Air pollution deaths linked to more air conditioning use

By 2050, up to 1,000 more deaths per year in the eastern United States may be linked to higher air pollution that stems from increased demand for air conditioning, according to an NIEHS-funded study. The results linked higher air pollution with increased levels of fossil fuels burned at power plants to meet a higher demand for air conditioning as the climate warms.

The researchers combined projections from five computer models to examine the contribution of future air-pollution–related health damage from power plant emissions, with a focus on emissions driven by demand for air conditioning.

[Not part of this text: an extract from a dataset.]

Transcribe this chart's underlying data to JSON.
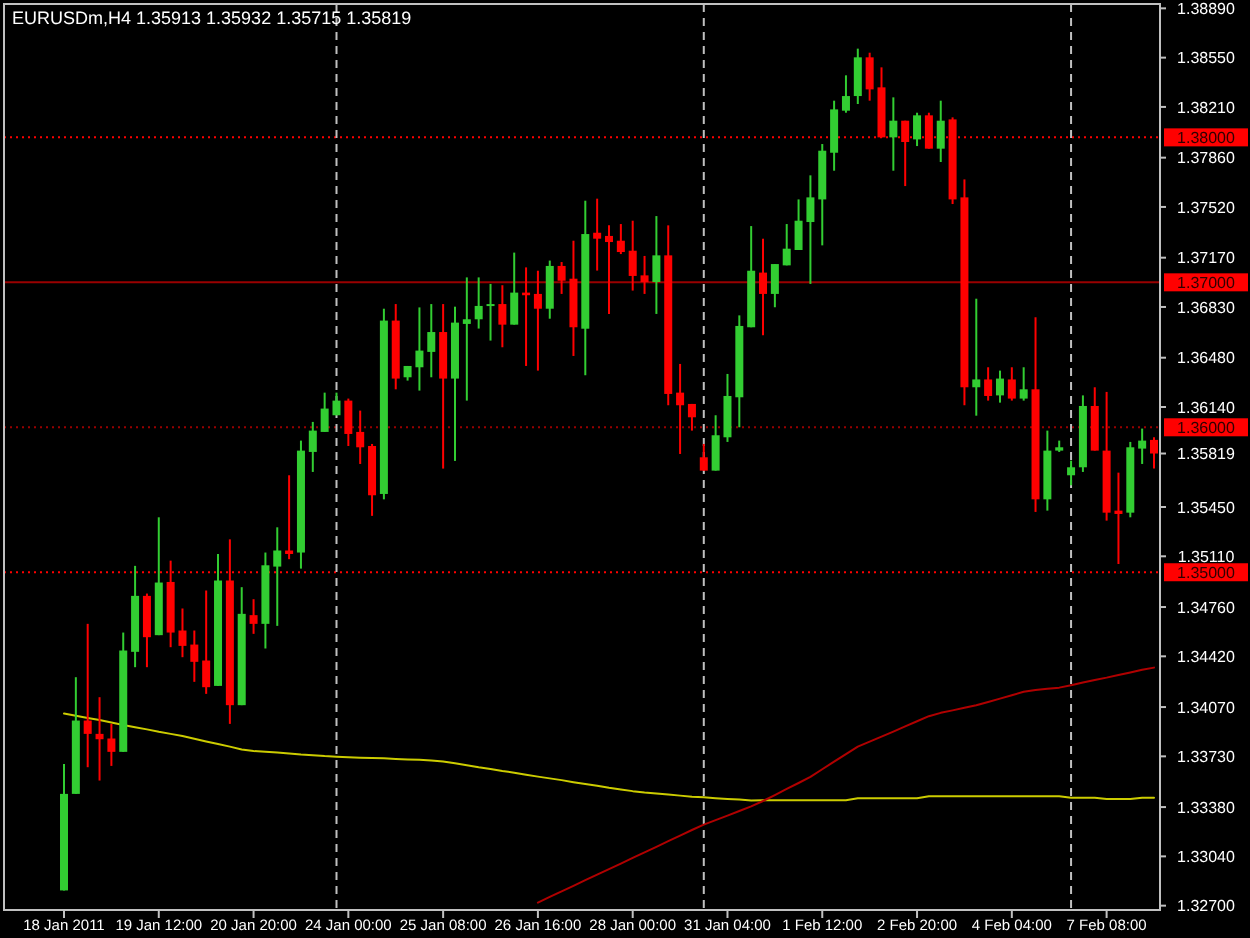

By incorporating methods to estimate electricity demand, power sector production and emissions, air quality, and adverse health outcomes from air pollution, they compared future climate predictions to the present day climate scenario.

According to their estimates, changes in climate as a whole in the eastern United States could increase premature mortality related to summer air pollution by about 13,000 deaths due to particulate matter, and 3,000 deaths due to ozone. Increased air conditioning, specifically, may account for up to 1,000 of those deaths.

According to the authors, although air conditioning will save lives as heat waves increase in frequency and intensity due to changes in climate, there will be a trade-off in the resulting harm to human health. They add that the findings highlight the need for more energy-efficient air conditioning and increased use of energy sources, such as wind and solar power, to reduce particulate matter emissions.

Citation: Abel DW, Holloway T, Harkey M, Meier P, Ahl D, Limaye VS, Patz JA 2018. Air-quality-related health impacts from climate change and from adaptation of cooling demand for buildings in the eastern United States: An interdisciplinary modeling study. PLoS Med 15(7):e1002599.